Ferienende

Es sind diese Tage, an denen alles an einem vorbei rauscht, dass man noch ganz benommen stumm da steht und sich fragt, was gerade geschehen ist und ob dieses Geschehen überhaupt von Relevanz war. Tage, an denen man nichts spürt, an denen jegliche Empfindungen einfach verschluckt werden. Benebelt und taub irrt man durch die Gegend, bis man resignierend an Ort und Stelle verbleibt, dass auch die Zeit nur noch still stehen kann.
Höchstens hier und da mal Empathie für die Mitmenschen aufbringen, weil einen sonst nichts (er)füllt; als lebe man nur von den Gefühle anderer, weil man selbst nichts zustande bringt.

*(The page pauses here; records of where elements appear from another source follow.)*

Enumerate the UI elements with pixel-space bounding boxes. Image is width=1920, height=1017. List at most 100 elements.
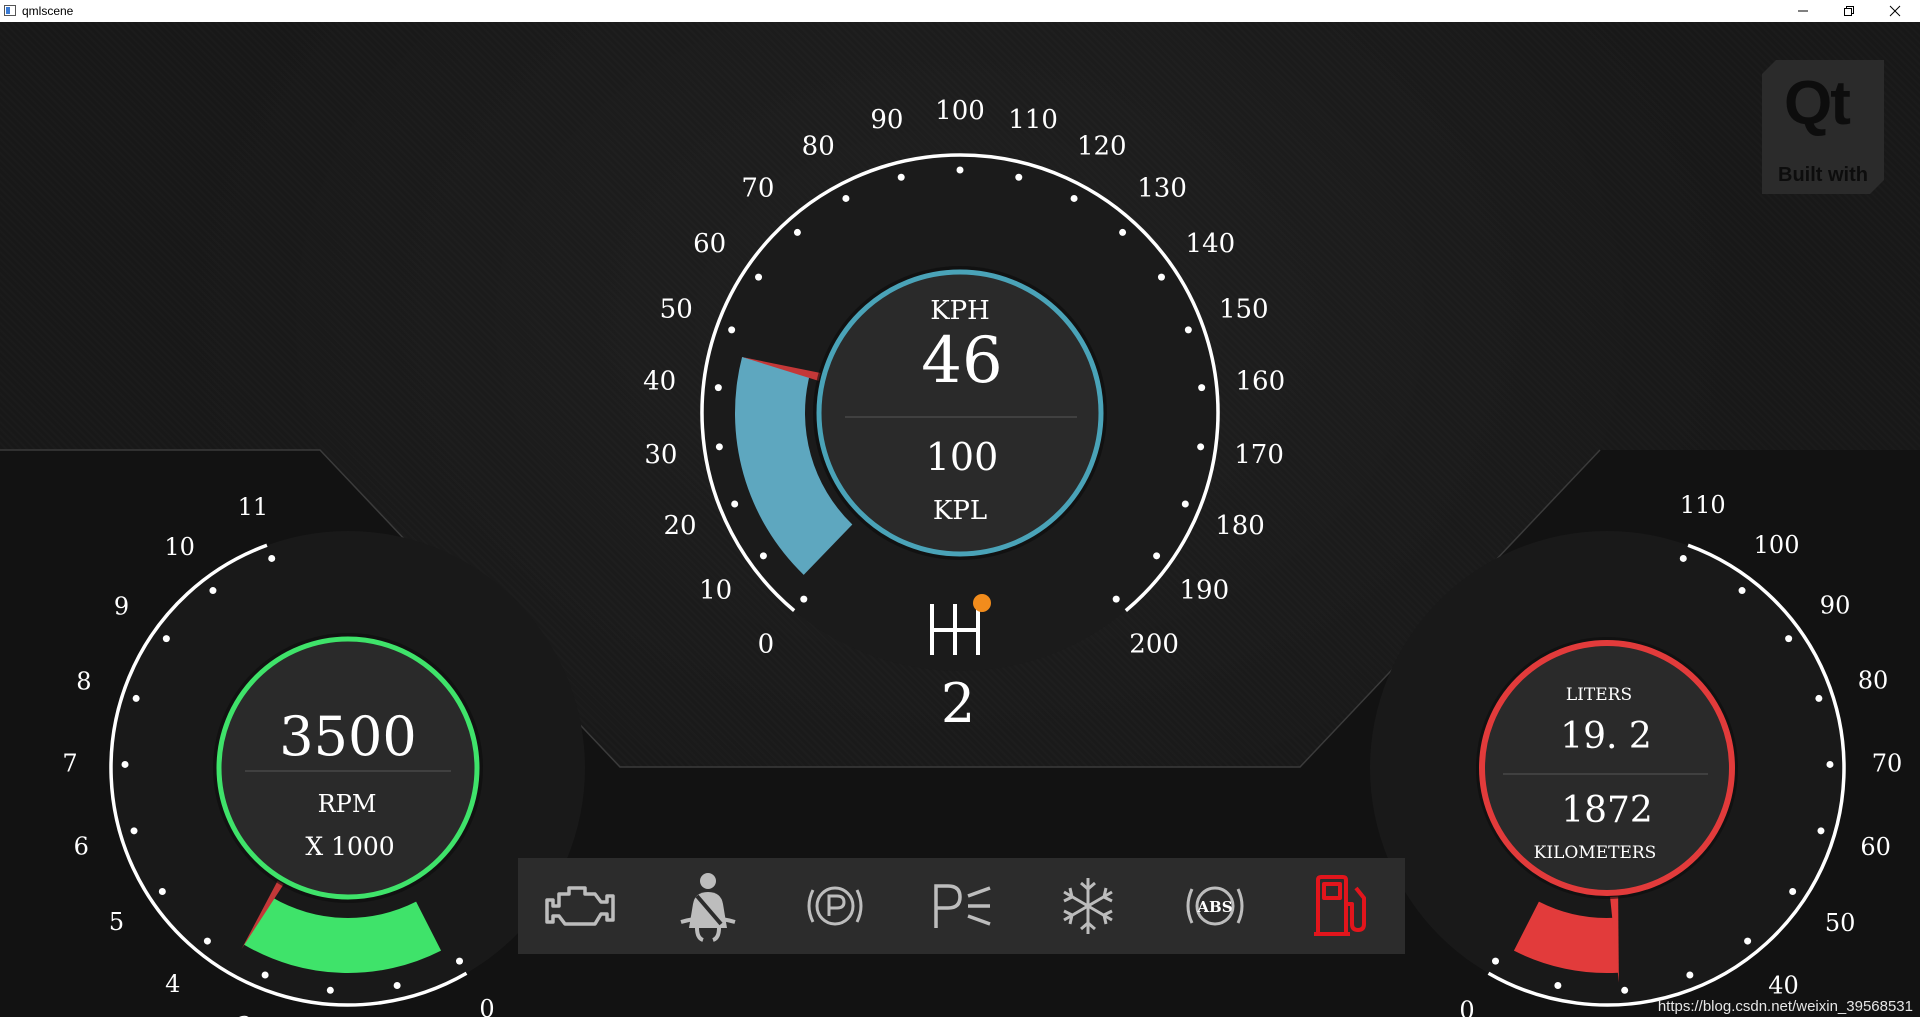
speedometer-tick-label: 0: [758, 629, 775, 659]
speedometer-tick-dot: [731, 500, 739, 508]
speedometer-tick-dot: [1197, 443, 1205, 451]
kilometers-label: KILOMETERS: [1534, 843, 1657, 863]
fuel-gauge-tick-label: 80: [1858, 667, 1889, 695]
tachometer-tick-label: 8: [76, 667, 91, 695]
speedometer-tick-label: 90: [870, 105, 903, 135]
speedometer-tick-dot: [1015, 173, 1023, 181]
qt-badge: Qt Built with: [1762, 60, 1884, 194]
tachometer-tick-dot: [209, 587, 217, 595]
tachometer-tick-label: 7: [62, 750, 77, 778]
speedometer-tick-label: 140: [1186, 229, 1236, 259]
tachometer-tick-label: 5: [109, 908, 124, 936]
speedometer-tick-label: 190: [1180, 576, 1230, 606]
economy-unit-label: KPL: [933, 496, 987, 526]
parking-lights-icon: [919, 866, 1003, 946]
speedometer-tick-dot: [759, 552, 767, 560]
speedometer-tick-dot: [715, 443, 723, 451]
restore-button[interactable]: [1826, 0, 1872, 22]
speedometer-tick-dot: [800, 595, 808, 603]
tachometer-tick-label: 10: [164, 533, 195, 561]
tachometer-tick-label: 9: [114, 593, 129, 621]
fuel-gauge-tick-label: 0: [1459, 996, 1474, 1017]
fuel-gauge-tick-label: 70: [1872, 750, 1903, 778]
speedometer-tick-label: 10: [699, 576, 732, 606]
tachometer-tick-dot: [326, 986, 334, 994]
fuel-gauge-tick-label: 100: [1754, 531, 1800, 559]
window-title: qmlscene: [22, 4, 74, 18]
fuel-gauge-tick-label: 60: [1860, 833, 1891, 861]
speedometer-tick-label: 200: [1129, 629, 1179, 659]
speedometer-tick-label: 150: [1219, 295, 1269, 325]
tachometer-tick-label: 6: [74, 832, 89, 860]
speedometer-tick-label: 80: [802, 131, 835, 161]
speedometer-tick-label: 170: [1234, 440, 1284, 470]
speedometer-tick-label: 40: [643, 366, 676, 396]
speedometer-tick-dot: [956, 166, 964, 174]
fuel-gauge-tick-dot: [1679, 554, 1687, 562]
tachometer-tick-label: 4: [165, 970, 180, 998]
rpm-value: 3500: [279, 705, 416, 768]
tachometer-tick-dot: [158, 888, 166, 896]
fuel-gauge-tick-dot: [1744, 937, 1752, 945]
fuel-gauge-tick-label: 40: [1768, 971, 1799, 999]
speedometer-tick-dot: [1184, 326, 1192, 334]
speedometer-tick-dot: [842, 194, 850, 202]
speedometer-tick-dot: [1119, 228, 1127, 236]
speed-value: 46: [921, 324, 1002, 398]
abs-icon: ABS: [1173, 866, 1257, 946]
speedometer-tick-dot: [1181, 500, 1189, 508]
tachometer-tick-label: 3: [237, 1012, 252, 1017]
tachometer-tick-dot: [203, 937, 211, 945]
speedometer-tick-dot: [728, 326, 736, 334]
parking-brake-icon: [793, 866, 877, 946]
restore-icon: [1844, 6, 1854, 16]
fuel-gauge-tick-dot: [1492, 957, 1499, 965]
seatbelt-icon: [666, 866, 750, 946]
app-icon: [4, 5, 16, 16]
speedometer-tick-label: 60: [693, 229, 726, 259]
minimize-icon: [1798, 10, 1808, 12]
speedometer-tick-dot: [793, 228, 801, 236]
speedometer-tick-label: 100: [935, 96, 985, 126]
speedometer-tick-label: 30: [644, 440, 677, 470]
fuel-gauge-tick-dot: [1686, 971, 1694, 979]
fuel-gauge-tick-dot: [1826, 760, 1834, 768]
minimize-button[interactable]: [1780, 0, 1826, 22]
tachometer-tick-dot: [268, 554, 276, 562]
warning-lights-bar: ABS: [518, 858, 1405, 954]
rpm-multiplier: X 1000: [305, 832, 394, 861]
check-engine-icon: [539, 866, 623, 946]
tachometer-tick-label: 0: [479, 995, 494, 1017]
fuel-gauge-tick-dot: [1817, 827, 1825, 835]
svg-text:ABS: ABS: [1196, 898, 1232, 916]
tachometer-tick-dot: [393, 982, 401, 990]
tachometer-tick-dot: [261, 971, 269, 979]
speedometer-tick-dot: [1112, 595, 1120, 603]
speedometer-tick-dot: [1157, 273, 1165, 281]
fuel-gauge-tick-dot: [1621, 986, 1629, 994]
gear-label: 2: [941, 672, 975, 735]
speedometer-tick-label: 130: [1137, 174, 1187, 204]
fuel-gauge-tick-dot: [1789, 888, 1797, 896]
watermark-url: https://blog.csdn.net/weixin_39568531: [1657, 998, 1913, 1015]
speedometer-tick-label: 180: [1215, 511, 1265, 541]
speedometer-tick-label: 20: [663, 511, 696, 541]
speedometer-tick-dot: [1198, 384, 1206, 392]
speedometer-tick-label: 120: [1077, 131, 1127, 161]
speedometer-tick-label: 50: [660, 295, 693, 325]
fuel-gauge-tick-dot: [1554, 982, 1562, 990]
fuel-gauge-tick-dot: [1738, 587, 1746, 595]
tachometer-tick-dot: [162, 635, 170, 643]
close-button[interactable]: [1872, 0, 1918, 22]
tachometer-tick-label: 11: [238, 493, 269, 521]
speedometer-tick-label: 110: [1008, 105, 1058, 135]
speedometer-tick-label: 70: [741, 174, 774, 204]
tachometer-tick-dot: [132, 694, 140, 702]
speed-unit-label: KPH: [930, 296, 990, 326]
kilometers-value: 1872: [1561, 790, 1653, 831]
qt-logo: Qt: [1784, 69, 1849, 138]
dashboard: 0 10 20 30 40 50 60 70 80 90 100 110 120 130 140 150 160…: [0, 22, 1920, 1017]
fuel-pump-icon: [1300, 866, 1384, 946]
qt-badge-caption: Built with: [1778, 164, 1868, 186]
tachometer-tick-dot: [130, 827, 138, 835]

Hauptsache irgendwas machen, irgendwie funktionieren.

Bis man es drinnen nicht mehr aushält, rausrennt, draußen wild umherläuft, immer wieder im Kreis, immer wieder hin und her und hin und her, mit einem zerfledderten Blatt voller Daten geschichtlicher Ereignisse in der Hand, die man blind aufsagt, runterrattert, immer schneller und schneller, viel schneller als man überhaupt sprechen kann, als Kehle, Zunge und Lippen Wörter formen. Und gleichzeitig schreien und weinen wollen, voll Wut, Panik und Angst, aber dennoch still bleiben, weil die Nachbarn sonst was denken. Dann in den Himmel schauen, das Leuchten der Sterne sehen und nicht begreifen können, dass sie in Wirklichkeit noch unglaublich viel größer, noch unglaublich viel heller sind, als sie gerade erscheinen und dass man sie nie, nie in vollster Größe erleben wird, was in diesem Augenblick das Deprimierendste im gesamten Universum für einen darstellt.